Although filling and tasty, I would have preferred it served as a two-placki portion with a large salad or with some something else to add variety to it. Perhaps some cooked vegetables.
The coding of vegetarian food on the menu at The Karczma is misleading and needs to be revised. The ‘V’ symbol denoting vegetarian food can be found against dishes that are fish-based, and so not acceptable for strict vegetarian diets. Especially as a regular diner, I would like to see more Polish-style vegetarian dishes offered which I’m sure other diners would welcome and enjoy as well. For instance – dishes such as vegetarian Bigos(cabbage stew) or Golabki (cabbage rolls filled with rice/grains) or even a vegetarian version of the Placek po Zbojnicku would all make for good alternative options.
Dessert-wise, traditional Polish apple cake (Szarlotka – pronounced ‘Sharlotka’) and cheesecake on a biscuit base (Sernik) are the main options representing Polish cuisine. I had the szarlotka which is served with cream or ice cream. A base of cake with a puréed apple layer is covered in a crumbled topping. More generic offerings such as ice cream and sweet pancakes are also available.

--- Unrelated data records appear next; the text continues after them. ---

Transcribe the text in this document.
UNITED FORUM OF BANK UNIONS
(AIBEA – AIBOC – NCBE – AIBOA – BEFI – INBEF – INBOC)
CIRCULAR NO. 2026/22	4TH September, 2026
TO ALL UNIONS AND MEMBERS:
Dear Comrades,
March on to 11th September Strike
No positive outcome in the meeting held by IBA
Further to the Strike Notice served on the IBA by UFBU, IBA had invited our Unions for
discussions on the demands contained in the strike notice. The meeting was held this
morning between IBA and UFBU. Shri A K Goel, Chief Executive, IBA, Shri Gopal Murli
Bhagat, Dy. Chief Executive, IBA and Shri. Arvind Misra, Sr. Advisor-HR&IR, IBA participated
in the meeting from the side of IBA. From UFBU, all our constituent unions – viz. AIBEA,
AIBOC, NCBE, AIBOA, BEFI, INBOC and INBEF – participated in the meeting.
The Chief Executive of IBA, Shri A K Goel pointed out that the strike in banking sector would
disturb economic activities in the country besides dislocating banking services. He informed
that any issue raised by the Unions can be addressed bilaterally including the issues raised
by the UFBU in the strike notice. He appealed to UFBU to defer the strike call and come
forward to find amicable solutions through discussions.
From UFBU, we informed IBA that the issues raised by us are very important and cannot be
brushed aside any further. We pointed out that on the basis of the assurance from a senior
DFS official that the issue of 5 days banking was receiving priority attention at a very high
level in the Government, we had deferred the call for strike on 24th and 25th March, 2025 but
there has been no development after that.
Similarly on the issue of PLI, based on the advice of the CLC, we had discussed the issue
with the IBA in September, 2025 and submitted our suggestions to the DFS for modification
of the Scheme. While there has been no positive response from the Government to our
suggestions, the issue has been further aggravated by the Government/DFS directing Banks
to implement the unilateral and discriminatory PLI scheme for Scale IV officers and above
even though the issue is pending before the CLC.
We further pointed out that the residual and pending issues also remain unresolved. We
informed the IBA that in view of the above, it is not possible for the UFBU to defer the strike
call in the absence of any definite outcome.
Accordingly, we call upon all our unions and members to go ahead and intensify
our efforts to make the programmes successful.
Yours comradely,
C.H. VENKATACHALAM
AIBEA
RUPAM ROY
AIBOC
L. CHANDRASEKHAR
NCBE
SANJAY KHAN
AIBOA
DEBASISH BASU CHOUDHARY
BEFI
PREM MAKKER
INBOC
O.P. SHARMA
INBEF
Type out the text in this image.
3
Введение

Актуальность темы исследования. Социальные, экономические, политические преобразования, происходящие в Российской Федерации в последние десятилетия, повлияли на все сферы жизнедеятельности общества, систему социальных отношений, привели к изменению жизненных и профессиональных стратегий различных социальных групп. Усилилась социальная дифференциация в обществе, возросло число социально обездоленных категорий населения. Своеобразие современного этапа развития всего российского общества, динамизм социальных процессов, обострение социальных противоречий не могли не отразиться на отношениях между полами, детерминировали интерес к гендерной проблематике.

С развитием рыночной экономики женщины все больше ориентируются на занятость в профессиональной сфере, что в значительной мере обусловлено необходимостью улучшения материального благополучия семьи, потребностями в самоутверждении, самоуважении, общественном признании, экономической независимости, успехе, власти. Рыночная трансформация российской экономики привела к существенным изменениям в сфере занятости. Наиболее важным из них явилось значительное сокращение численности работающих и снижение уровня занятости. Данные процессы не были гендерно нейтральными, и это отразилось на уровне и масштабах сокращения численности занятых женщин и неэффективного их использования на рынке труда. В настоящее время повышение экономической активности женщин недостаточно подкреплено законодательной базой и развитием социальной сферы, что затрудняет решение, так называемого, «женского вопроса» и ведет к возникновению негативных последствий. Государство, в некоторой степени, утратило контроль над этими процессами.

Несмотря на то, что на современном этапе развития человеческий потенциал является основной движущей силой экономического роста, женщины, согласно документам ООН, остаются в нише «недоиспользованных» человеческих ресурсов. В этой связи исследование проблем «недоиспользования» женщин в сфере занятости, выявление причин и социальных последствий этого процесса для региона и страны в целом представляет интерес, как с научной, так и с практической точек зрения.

A range of soft and alcoholic drinks are on offer. Polish beer (Zywiec), dominates the ale options, although other beers are available. Other alcoholic beverages include a range of spirits and wines with a focus on specialty vodkas, following its reputation as the national drink of Poland. Some to try are Zubrowka, a rye vodka best served with apple juice and Wisniowka, a cherry liqueur, ideal to have post-meal in a shot-glass measure. Hot drinks are available in all forms including tea Polish style, which is black with a slice of lemon.
Prices have increased slightly recently but dishes are still priced competitively considering city centre location, portion size offered and the fact that the food is made on site in a ‘home-cooking’ style. The one thing I would suggest is that the desserts could be a little cheaper and this may encourage more diners to try them.
Pierogi (stuffed dough parcels) = £7.20
Placki (fried potato cakes) = £7.20
Placek po Zbojnicku (Beef stew and mushrooms with potato pancake) = £14.00
Szarlotka (Polish apple cake) = £5.50
Sernik (cheesecake) = £5.20
Total (for 2 diners) = £39.10
A unique venue ideal for experiencing authentic Polish cuisine and hospitality, centrally located yet far enough to be away from busy areas. Good, home-cooked, rustic meals with some dishes available for vegetarians. The addition of a few more, plus more accurate signposting of veggie dishes, would push the menu closer to perfect.